How Do You Return a Stimulus Check?
You can return stimulus check to IRS in several ways. According to the irs.gov website, the way to return the stimulus check depends on if it was a paper check or a direct deposit.
1. If you received your stimulus payment as a paper check
You can simply void the check and mail it back to the IRS. Make sure to write “Void” in big letters on the check. Then, enclose a note stating that you are returning the stimulus payment because you weren’t eligible for it. The address to return the stimulus check should be based on the state in which you live.
2. If you received your stimulus payment as a direct deposit in your bank account
You can use a personal check or money order to make the repayment and address to return the economic impact payment to the “United States Treasury.” You should write “EIP” along with your taxpayer identification number in the memo. Again, include a note explaining that you are returning the stimulus payment because you weren’t eligible.
What Happens If You Don’t Return a Stimulus Check?
The IRS has been lenient and not actively pursuing those who haven’t returned stimulus payments, but the government is urging people to return the money to help those most in need of personal finance.

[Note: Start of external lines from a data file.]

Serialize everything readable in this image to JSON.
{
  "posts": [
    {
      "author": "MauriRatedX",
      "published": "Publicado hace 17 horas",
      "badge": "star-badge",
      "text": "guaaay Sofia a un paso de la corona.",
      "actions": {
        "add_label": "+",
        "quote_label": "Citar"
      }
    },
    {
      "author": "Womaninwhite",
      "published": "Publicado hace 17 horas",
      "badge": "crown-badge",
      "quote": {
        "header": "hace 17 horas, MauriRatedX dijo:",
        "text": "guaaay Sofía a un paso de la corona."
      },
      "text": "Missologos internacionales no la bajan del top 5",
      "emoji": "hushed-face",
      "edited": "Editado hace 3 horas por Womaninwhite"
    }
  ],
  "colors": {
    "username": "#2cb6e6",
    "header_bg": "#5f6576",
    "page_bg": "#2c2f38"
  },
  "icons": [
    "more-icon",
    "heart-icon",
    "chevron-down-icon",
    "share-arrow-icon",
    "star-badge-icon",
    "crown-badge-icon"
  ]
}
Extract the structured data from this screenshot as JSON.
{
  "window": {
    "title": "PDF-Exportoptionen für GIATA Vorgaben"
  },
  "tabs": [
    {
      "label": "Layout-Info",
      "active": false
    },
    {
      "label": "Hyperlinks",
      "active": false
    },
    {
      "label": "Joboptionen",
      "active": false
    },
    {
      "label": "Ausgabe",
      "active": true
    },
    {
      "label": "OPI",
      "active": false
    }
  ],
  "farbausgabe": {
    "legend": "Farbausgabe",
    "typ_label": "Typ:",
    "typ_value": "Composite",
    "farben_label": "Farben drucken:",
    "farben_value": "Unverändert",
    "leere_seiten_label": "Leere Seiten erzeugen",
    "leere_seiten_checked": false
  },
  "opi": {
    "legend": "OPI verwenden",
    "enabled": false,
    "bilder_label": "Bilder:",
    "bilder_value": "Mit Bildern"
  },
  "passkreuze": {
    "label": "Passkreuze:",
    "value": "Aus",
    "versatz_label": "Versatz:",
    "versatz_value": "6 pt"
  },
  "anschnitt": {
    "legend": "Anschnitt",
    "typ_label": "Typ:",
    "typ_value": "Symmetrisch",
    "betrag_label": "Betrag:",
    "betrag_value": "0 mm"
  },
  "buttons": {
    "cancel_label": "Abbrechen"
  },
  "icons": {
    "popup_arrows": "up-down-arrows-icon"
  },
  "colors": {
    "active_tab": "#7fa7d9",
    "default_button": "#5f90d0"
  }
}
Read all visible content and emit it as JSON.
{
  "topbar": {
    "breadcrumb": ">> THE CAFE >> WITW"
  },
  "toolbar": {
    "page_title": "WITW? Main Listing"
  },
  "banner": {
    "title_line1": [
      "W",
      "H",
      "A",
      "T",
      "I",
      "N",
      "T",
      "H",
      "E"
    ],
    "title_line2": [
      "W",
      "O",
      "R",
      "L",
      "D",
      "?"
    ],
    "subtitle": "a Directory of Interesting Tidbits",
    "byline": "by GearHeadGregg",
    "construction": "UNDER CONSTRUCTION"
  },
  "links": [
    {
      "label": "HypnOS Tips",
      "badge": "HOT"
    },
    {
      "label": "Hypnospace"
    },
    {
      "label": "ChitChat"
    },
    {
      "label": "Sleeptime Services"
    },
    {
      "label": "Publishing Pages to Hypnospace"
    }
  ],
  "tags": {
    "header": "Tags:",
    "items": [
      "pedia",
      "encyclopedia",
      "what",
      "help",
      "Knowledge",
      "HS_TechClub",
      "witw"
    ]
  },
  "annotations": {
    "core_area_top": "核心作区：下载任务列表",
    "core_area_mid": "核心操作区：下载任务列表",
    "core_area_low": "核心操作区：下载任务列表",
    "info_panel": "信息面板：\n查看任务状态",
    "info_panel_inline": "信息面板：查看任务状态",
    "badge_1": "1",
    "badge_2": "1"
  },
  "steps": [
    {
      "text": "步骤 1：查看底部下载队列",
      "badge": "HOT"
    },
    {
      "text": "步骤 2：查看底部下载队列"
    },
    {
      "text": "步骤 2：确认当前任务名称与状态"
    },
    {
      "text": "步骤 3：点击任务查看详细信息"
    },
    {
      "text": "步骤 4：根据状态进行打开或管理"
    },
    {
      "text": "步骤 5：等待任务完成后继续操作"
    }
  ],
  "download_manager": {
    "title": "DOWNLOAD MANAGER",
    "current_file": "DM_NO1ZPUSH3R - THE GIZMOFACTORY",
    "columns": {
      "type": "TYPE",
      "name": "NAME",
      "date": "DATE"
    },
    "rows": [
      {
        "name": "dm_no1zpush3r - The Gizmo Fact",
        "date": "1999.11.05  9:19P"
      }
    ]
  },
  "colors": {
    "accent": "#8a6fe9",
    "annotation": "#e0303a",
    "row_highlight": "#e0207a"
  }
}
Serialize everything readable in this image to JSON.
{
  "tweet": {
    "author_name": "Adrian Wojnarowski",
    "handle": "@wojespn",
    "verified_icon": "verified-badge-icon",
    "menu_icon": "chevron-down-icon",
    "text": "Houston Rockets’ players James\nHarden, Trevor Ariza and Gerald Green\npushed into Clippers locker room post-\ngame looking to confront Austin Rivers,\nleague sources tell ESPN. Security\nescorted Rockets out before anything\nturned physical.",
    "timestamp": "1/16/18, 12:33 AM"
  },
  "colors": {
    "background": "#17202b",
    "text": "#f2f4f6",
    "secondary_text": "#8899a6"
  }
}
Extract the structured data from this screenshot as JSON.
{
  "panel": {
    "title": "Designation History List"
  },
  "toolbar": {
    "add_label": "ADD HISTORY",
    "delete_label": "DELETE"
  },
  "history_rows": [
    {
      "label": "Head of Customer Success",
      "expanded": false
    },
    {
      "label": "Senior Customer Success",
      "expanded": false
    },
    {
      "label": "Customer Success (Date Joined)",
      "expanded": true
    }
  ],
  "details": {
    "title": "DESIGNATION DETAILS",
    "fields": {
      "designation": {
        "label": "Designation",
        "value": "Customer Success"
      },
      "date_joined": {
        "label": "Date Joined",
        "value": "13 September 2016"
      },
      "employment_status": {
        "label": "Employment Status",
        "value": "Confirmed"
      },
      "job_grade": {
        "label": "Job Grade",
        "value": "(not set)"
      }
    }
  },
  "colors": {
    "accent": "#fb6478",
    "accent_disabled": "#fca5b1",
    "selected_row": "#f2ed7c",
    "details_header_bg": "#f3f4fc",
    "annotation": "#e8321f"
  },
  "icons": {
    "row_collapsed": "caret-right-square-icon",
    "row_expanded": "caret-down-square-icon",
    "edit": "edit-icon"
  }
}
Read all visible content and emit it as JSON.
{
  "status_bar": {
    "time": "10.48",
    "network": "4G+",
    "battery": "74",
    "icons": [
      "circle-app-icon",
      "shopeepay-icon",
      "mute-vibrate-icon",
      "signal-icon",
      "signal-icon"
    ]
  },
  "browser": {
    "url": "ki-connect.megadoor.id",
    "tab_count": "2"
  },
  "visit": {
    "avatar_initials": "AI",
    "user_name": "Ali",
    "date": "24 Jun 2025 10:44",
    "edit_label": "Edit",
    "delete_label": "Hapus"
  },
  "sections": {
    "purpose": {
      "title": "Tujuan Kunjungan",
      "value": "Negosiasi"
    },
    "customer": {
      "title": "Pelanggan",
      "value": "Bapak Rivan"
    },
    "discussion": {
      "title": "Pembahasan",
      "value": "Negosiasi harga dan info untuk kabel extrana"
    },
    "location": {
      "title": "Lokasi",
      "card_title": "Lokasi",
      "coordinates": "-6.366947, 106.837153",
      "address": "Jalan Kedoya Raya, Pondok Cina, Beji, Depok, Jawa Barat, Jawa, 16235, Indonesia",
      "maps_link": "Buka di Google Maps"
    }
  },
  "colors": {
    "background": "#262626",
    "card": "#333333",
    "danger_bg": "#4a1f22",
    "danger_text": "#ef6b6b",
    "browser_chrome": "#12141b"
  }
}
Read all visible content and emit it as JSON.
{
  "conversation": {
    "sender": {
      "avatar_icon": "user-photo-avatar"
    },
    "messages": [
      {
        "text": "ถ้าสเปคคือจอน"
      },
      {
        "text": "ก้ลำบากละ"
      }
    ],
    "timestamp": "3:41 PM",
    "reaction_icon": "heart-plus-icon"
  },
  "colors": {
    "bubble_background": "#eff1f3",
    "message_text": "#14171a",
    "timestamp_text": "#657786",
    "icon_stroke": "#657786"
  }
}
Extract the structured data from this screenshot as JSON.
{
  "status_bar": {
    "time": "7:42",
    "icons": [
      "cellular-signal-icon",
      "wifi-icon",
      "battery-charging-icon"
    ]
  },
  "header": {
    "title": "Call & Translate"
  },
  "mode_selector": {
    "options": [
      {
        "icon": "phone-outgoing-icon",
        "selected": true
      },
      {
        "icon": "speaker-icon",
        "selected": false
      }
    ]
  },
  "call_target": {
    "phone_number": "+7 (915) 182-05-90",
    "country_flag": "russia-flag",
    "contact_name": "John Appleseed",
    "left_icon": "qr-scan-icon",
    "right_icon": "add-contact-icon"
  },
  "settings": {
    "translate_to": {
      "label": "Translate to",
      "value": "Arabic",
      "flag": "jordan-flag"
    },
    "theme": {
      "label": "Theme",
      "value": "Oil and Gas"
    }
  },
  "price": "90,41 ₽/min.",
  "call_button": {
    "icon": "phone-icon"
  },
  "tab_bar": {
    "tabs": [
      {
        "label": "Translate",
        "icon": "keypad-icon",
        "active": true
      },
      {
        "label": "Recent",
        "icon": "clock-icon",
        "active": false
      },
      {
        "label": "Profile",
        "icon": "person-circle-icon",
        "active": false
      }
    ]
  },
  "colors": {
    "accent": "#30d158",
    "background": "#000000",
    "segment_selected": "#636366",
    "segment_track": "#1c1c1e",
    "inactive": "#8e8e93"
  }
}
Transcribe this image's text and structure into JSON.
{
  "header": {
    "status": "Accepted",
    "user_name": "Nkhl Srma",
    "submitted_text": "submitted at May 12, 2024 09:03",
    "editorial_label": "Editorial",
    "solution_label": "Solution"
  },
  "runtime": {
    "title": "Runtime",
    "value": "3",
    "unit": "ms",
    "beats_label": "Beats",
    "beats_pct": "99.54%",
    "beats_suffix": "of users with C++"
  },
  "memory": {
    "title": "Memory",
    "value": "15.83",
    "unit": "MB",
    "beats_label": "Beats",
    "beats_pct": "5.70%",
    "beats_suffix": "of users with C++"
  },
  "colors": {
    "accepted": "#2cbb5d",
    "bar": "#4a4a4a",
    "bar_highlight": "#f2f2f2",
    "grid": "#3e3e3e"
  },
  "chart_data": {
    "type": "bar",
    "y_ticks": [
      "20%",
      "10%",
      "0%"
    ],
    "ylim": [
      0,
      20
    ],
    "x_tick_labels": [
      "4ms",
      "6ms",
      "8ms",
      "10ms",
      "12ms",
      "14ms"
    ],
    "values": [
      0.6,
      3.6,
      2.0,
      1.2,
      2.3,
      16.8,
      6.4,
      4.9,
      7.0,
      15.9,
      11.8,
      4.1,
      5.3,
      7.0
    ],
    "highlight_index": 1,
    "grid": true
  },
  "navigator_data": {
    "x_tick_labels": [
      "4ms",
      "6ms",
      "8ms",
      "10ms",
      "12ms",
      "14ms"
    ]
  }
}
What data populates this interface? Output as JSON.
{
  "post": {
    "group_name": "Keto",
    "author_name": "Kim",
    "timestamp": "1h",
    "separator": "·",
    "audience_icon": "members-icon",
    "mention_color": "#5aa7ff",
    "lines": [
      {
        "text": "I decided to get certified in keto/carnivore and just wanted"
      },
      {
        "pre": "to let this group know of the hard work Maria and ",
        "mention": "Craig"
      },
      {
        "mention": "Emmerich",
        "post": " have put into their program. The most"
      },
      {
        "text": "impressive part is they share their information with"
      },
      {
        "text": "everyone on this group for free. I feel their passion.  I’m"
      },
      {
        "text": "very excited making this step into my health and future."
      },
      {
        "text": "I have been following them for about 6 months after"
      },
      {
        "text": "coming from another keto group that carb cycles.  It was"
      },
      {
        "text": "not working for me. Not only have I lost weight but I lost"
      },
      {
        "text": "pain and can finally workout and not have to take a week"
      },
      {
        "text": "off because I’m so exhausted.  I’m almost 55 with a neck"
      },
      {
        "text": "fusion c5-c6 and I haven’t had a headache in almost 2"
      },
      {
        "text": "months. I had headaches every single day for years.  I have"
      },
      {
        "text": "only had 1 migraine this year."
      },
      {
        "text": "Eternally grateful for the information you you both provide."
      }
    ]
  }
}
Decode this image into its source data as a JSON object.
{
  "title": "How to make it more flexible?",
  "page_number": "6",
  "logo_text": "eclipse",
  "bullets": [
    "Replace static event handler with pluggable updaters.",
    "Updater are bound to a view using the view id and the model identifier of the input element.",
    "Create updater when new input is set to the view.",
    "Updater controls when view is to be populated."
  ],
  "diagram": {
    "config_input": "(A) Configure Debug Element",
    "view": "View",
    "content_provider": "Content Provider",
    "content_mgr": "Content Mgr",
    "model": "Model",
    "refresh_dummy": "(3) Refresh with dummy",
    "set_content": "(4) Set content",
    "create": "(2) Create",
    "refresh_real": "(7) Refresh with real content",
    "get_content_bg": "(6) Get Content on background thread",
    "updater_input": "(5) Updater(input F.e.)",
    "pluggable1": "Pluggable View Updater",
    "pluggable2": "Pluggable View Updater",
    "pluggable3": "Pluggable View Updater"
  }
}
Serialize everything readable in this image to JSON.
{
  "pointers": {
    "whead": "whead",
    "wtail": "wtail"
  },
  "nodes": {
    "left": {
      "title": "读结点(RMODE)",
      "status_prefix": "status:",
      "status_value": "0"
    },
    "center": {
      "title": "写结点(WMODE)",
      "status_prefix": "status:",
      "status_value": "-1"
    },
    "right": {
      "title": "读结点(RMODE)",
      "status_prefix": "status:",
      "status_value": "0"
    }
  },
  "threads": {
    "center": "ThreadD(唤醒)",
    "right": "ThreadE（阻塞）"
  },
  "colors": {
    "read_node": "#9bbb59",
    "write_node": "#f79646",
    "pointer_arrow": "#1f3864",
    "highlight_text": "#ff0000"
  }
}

However, that could change in the future. The agency could eventually start trying to recover such payments issued in error. So it’s best to return the stimulus check as soon as possible to avoid penalties or late fees.
How Do You Handle a Stimulus Check for a Deceased Person?
Stimulus payments were also mistakenly sent to deceased individuals. According to government estimates, as many as 1.1 million payments, totaling about $1.4 billion, were issued to dead people. The agency is now working on correcting this error by sending letters to those who received checks for deceased relatives.
If you received a check on behalf of deceased family members or friend, you should return the money to the IRS. However, unless the payment was made jointly, you aren’t required to return the entire amount. You’ll only have to return the portion of the payment that was made on behalf of the deceased spouse.
How Do I Return a Stimulus Check for a Deceased Person?
The government has been asking people to return stimulus payments made on behalf of someone who died. But the process might confuse those who don’t understand how to return a stimulus check for a dead person.
According to the irs.gov website, you can return a stimulus check of a deceased relative similarly to any other stimulus payment. You can find where to return stimulus checks for deceased person information on the government website.
What Happens if I Don’t Return a Decedent’s Stimulus Check?
Voluntary returns of stimulus payments made on behalf of the deceased relative have reached $72 million, according to a Treasury Department report. On the other hand, about $872 million in stimulus payments were rejected by banks or returned to the IRS as undeliverable.
Although a significant number of people still have not returned the stimulus payment, the government has not announced any plans about what to do with those who don’t return the money. Like other stimulus money issued in error, it’s possible that the agency could eventually start trying to recover stimulus payments. Therefore, it’s in your best interest to return the stimulus check as soon as possible.
For many people, the stimulus payment was a much-needed financial boost. But for some, the payments were issued in error. Although you may be in a financial slump, returning the stimulus check is essential if you weren’t eligible for it. There are other ways to get help if you need it.
Several alternative government programs exist to support those who are struggling. These include financial support for entrepreneurs struggling in managing business taxes, SBA disaster loans for small businesses, and unemployment benefits. You can also look into private options like crowdfunding or personal loans from friends and family.